Há razões para se arriscar nas manifestações do hoje, 29 de maio, razões para não se arriscar, e há a forma mínima eficaz de se proteger caso a escolha seja por ir às ruas. Trata-se, portanto, de uma situação de pesar os riscos e fazer uma escolha.

Sou médico no estado do Ceará, um dos mais afetados pela Covid-19 no Brasil. Conheço de perto o sofrimento e a devastação que a pandemia tem causado nas nossas famílias trabalhadoras. Conheço de perto também os tipos de escolha que a pandemia nos impõe, e me acostumei a ter que tomar algumas, como grande parte do povo.

Ao se deparar com um paciente com um problema de saúde ameaçador, temos que pesar o risco do contato com o vírus em uma emergência e o risco de tentar tratá-lo em casa sem acesso a tantos recursos. O que é mais perigoso? Depende do perigo que representa o outro problema de saúde e do risco que representa uma possível Covid-19 para o paciente. Não há muito o que pensar quando há necessidade de uma cirurgia de emergência. Ou tratamento para um infarto. Ou quando é necessário sair de casa para garantir a subsistência. O que se pode fazer é ser pragmático, pesar os riscos e benefícios, e tomar uma decisão. Nos cenários mais desesperadores, que são cada vez mais comuns, é arriscar com o vírus ou morrer. Na maior parte das vezes é mais difícil.

Há boas razões para participar das manifestações do dia 29, bons motivos para se preocupar com a contaminação pelo vírus – mas há também formas eficazes de se proteger caso a escolha seja ir às ruas. Para ajudar quem está enfrentando esse dilema, apresento os riscos de ir, e os riscos de não fazermos nada, e os motivos que temos para ir às ruas. Finalizo com as orientações sugeridas pela Rede Nacional de Médicas e Médicos Populares para diminuir ao máximo o risco de quem escolher ir às ruas no dia 29 de maio.

Começo pelos bons motivos para estar preocupado. Como os quase 500 mil óbitos acumulados deixam evidente, a Covid-19 pode sim ser muito grave. A letalidade é sem dúvida maior em um contexto de escassez de recursos, com hospitais lotados e profissionais esgotados, como é o cenário da assistência em boa parte do país hoje, devido a irresponsabilidade criminosa do governo federal e os sucessivos desmontes e sabotagens contra nossa própria capacidade de enfrentar a pandemia.
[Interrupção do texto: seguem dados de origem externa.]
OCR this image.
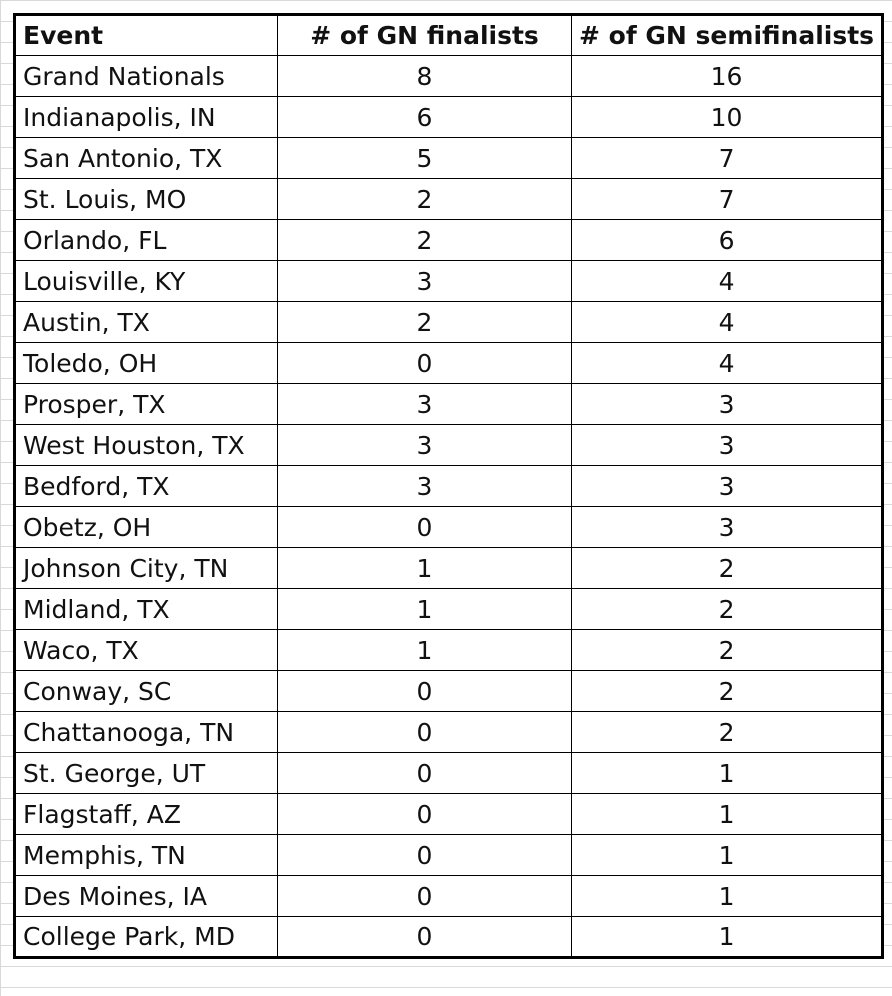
Event	# of GN finalists	# of GN semifinalists
Grand Nationals	8	16
Indianapolis, IN	6	10
San Antonio, TX	5	7
St. Louis, MO	2	7
Orlando, FL	2	6
Louisville, KY	3	4
Austin, TX	2	4
Toledo, OH	0	4
Prosper, TX	3	3
West Houston, TX	3	3
Bedford, TX	3	3
Obetz, OH	0	3
Johnson City, TN	1	2
Midland, TX	1	2
Waco, TX	1	2
Conway, SC	0	2
Chattanooga, TN	0	2
St. George, UT	0	1
Flagstaff, AZ	0	1
Memphis, TN	0	1
Des Moines, IA	0	1
College Park, MD	0	1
O vírus pode ser transmitido facilmente entre pessoas de convívio próximo e que compartilham um mesmo ambiente, como um ambiente de trabalho, domicílio, restaurante, bar ou academia. A imunidade natural promovida pelo contato prévio com a doença pode não ser duradoura, e o risco de submeter uma grande parte da população à doença para atingir essa imunidade é excessivamente alto, dando contornos eugenistas (e genocidas) à ideia de “imunidade de rebanho” propagandeada pelo bolsonarismo. Mesmo a imunidade conferida pelas vacinas pode ser prejudicada pelo surgimento de novas variantes, das quais o Brasil, por ser um país onde a pandemia segue descontrolada, é candidato a ser um grande laboratório. 
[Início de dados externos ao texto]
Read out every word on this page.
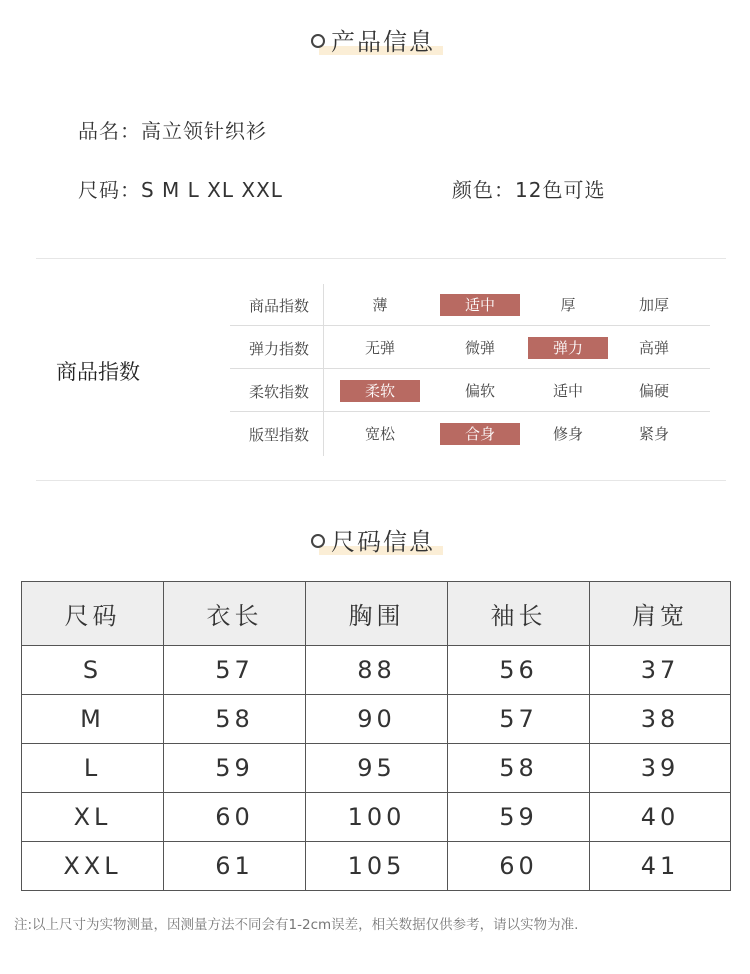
产品信息
品名：高立领针织衫
尺码：S M L XL XXL	颜色：12色可选
商品指数
商品指数	薄	适中	厚	加厚
弹力指数	无弹	微弹	弹力	高弹
柔软指数	柔软	偏软	适中	偏硬
版型指数	宽松	合身	修身	紧身
尺码信息
尺码	衣长	胸围	袖长	肩宽
S	57	88	56	37
M	58	90	57	38
L	59	95	58	39
XL	60	100	59	40
XXL	61	105	60	41
注:以上尺寸为实物测量，因测量方法不同会有1-2cm误差，相关数据仅供参考，请以实物为准.
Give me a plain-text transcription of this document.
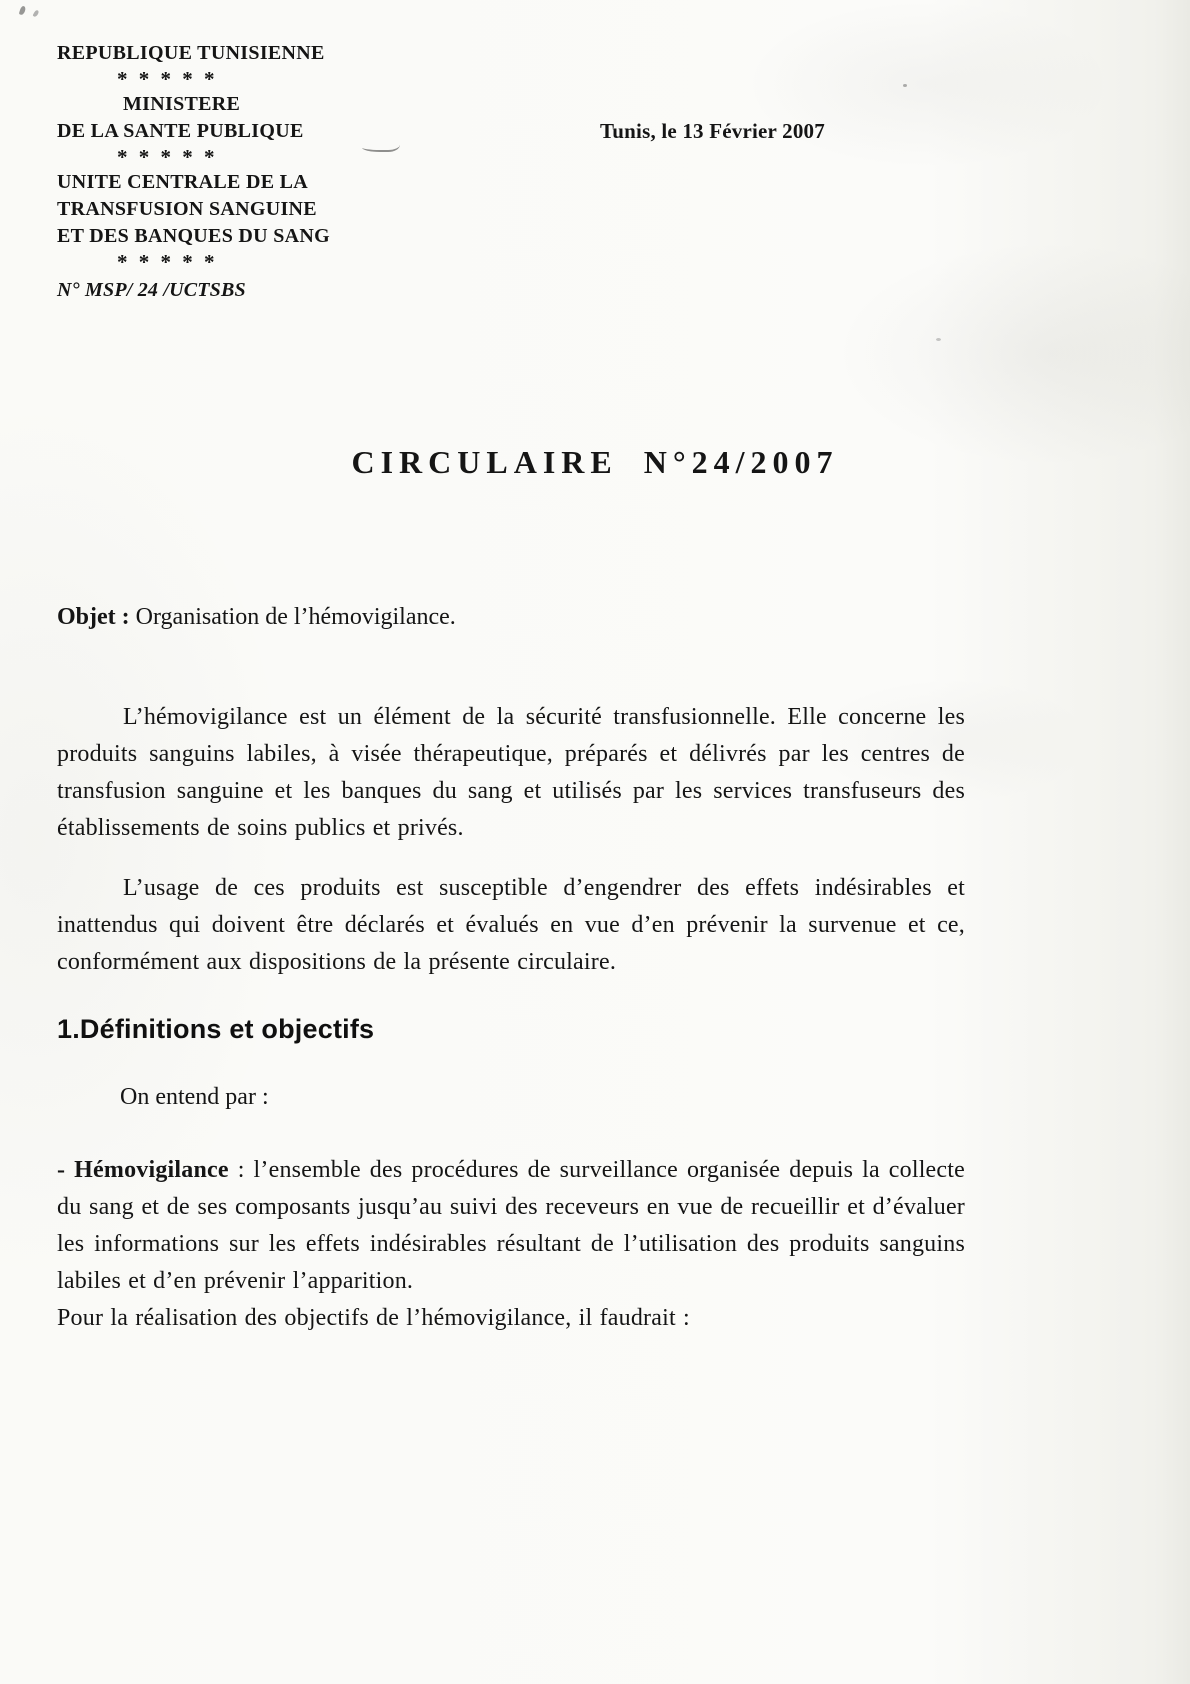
REPUBLIQUE TUNISIENNE
* * * * *
MINISTERE
DE LA SANTE PUBLIQUE
* * * * *
UNITE CENTRALE DE LA
TRANSFUSION SANGUINE
ET DES BANQUES DU SANG
* * * * *
N° MSP/ 24 /UCTSBS
Tunis, le 13 Février 2007
CIRCULAIRE N°24/2007

Objet : Organisation de l’hémovigilance.

L’hémovigilance est un élément de la sécurité transfusionnelle. Elle concerne les produits sanguins labiles, à visée thérapeutique, préparés et délivrés par les centres de transfusion sanguine et les banques du sang et utilisés par les services transfuseurs des établissements de soins publics et privés.

L’usage de ces produits est susceptible d’engendrer des effets indésirables et inattendus qui doivent être déclarés et évalués en vue d’en prévenir la survenue et ce, conformément aux dispositions de la présente circulaire.

1.Définitions et objectifs

On entend par :

- Hémovigilance : l’ensemble des procédures de surveillance organisée depuis la collecte du sang et de ses composants jusqu’au suivi des receveurs en vue de recueillir et d’évaluer les informations sur les effets indésirables résultant de l’utilisation des produits sanguins labiles et d’en prévenir l’apparition.

Pour la réalisation des objectifs de l’hémovigilance, il faudrait :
Tendo em vista todos esses riscos, bastante reais, exponho aqui as mesmas recomendações que faço a amigos próximos e familiares, para todos os que estejam considerando ir às manifestações: se você tiver alguma das comorbidades ou idade que te coloquem no grupo de risco ou conviva em contato próximo com pessoas com essas condições, não vá. Se você estiver com algum dos sintomas sugestivos de Covid-19, ou ainda estiver no período em que pode ser uma pessoa infectante, ou tiver convivido com alguém nessas condições nos últimos dias, não vá. Se você teve condições de ficar em casa, estiver se expondo o mínimo possível desde o início da pandemia, se tiver receio de se infectar nas manifestações, e essa perspectiva lhe trouxer grande angústia, não se sinta culpado em não ir.
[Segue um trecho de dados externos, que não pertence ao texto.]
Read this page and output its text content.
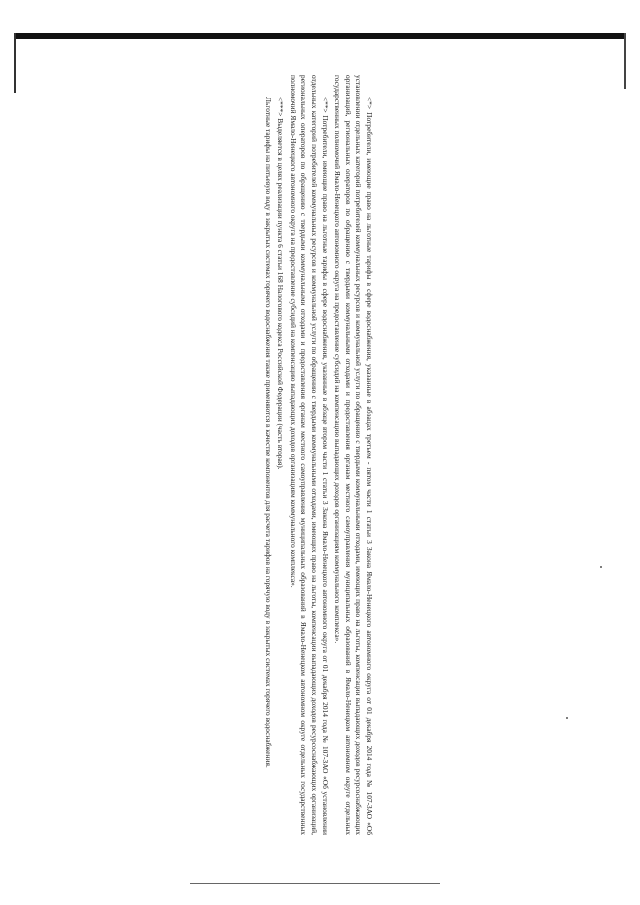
<*> Потребители, имеющие право на льготные тарифы в сфере водоснабжения, указанные в абзацах третьем - пятом части 1 статьи 3 Закона Ямало-Ненецкого автономного округа от 01 декабря 2014 года № 107-ЗАО «Об установлении отдельных категорий потребителей коммунальных ресурсов и коммунальной услуги по обращению с твердыми коммунальными отходами, имеющих право на льготы, компенсации выпадающих доходов ресурсоснабжающих организаций, региональных операторов по обращению с твердыми коммунальными отходами и предоставления органам местного самоуправления муниципальных образований в Ямало-Ненецком автономном округе отдельных государственных полномочий Ямало-Ненецкого автономного округа на предоставление субсидий на компенсацию выпадающих доходов организациям коммунального комплекса».

<**> Потребители, имеющие право на льготные тарифы в сфере водоснабжения, указанные в абзаце втором части 1 статьи 3 Закона Ямало-Ненецкого автономного округа от 01 декабря 2014 года № 107-ЗАО «Об установлении отдельных категорий потребителей коммунальных ресурсов и коммунальной услуги по обращению с твердыми коммунальными отходами, имеющих право на льготы, компенсации выпадающих доходов ресурсоснабжающих организаций, региональных операторов по обращению с твердыми коммунальными отходами и предоставления органам местного самоуправления муниципальных образований в Ямало-Ненецком автономном округе отдельных государственных полномочий Ямало-Ненецкого автономного округа на предоставление субсидий на компенсацию выпадающих доходов организациям коммунального комплекса».

<***> Выделяется в целях реализации пункта 6 статьи 168 Налогового кодекса Российской Федерации (часть вторая).

Льготные тарифы на питьевую воду в закрытых системах горячего водоснабжения также применяются в качестве компонентов для расчета тарифов на горячую воду в закрытых системах горячего водоснабжения.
Essas seriam todas boas razões para não ir. Afinal, ficar em casa, evitar locais fechados e com grande circulação de pessoas, evitar locais pouco ventilados, usar máscara PFF2, são comprovadamente medidas que diminuem o risco de infecção. Os poucos que podem segui-las à risca de fato se mantêm mais protegidos do que quem se expõe. 

É evidente, caso tivéssemos um governo disposto e capacitado para tanto, que o ideal seria implementar um isolamento social mais estrito possível, ao mesmo tempo garantindo ao povo trabalhador as condições materiais para respeitar essa quarentena em massa. Países como o Vietnã, que não é um país com abundância de recursos, e mesmo a China, que foi o epicentro inicial da epidemia, se mostraram capazes de fazer isso, e controlaram efetivamente a doença. O passo seguinte seria aplicar a vacina na maior parcela possível da população, garantindo verdadeiramente a imunidade coletiva. Dessa maneira, se reduziria de fato a circulação do vírus, e a vida poderia voltar ao normal. Seria a receita correta a seguir. Já o Brasil vive o pior dos mundos: doença descontrolada e imunização lenta. O morticínio resultante é o efeito previsível de uma condução irresponsável por parte do governo. 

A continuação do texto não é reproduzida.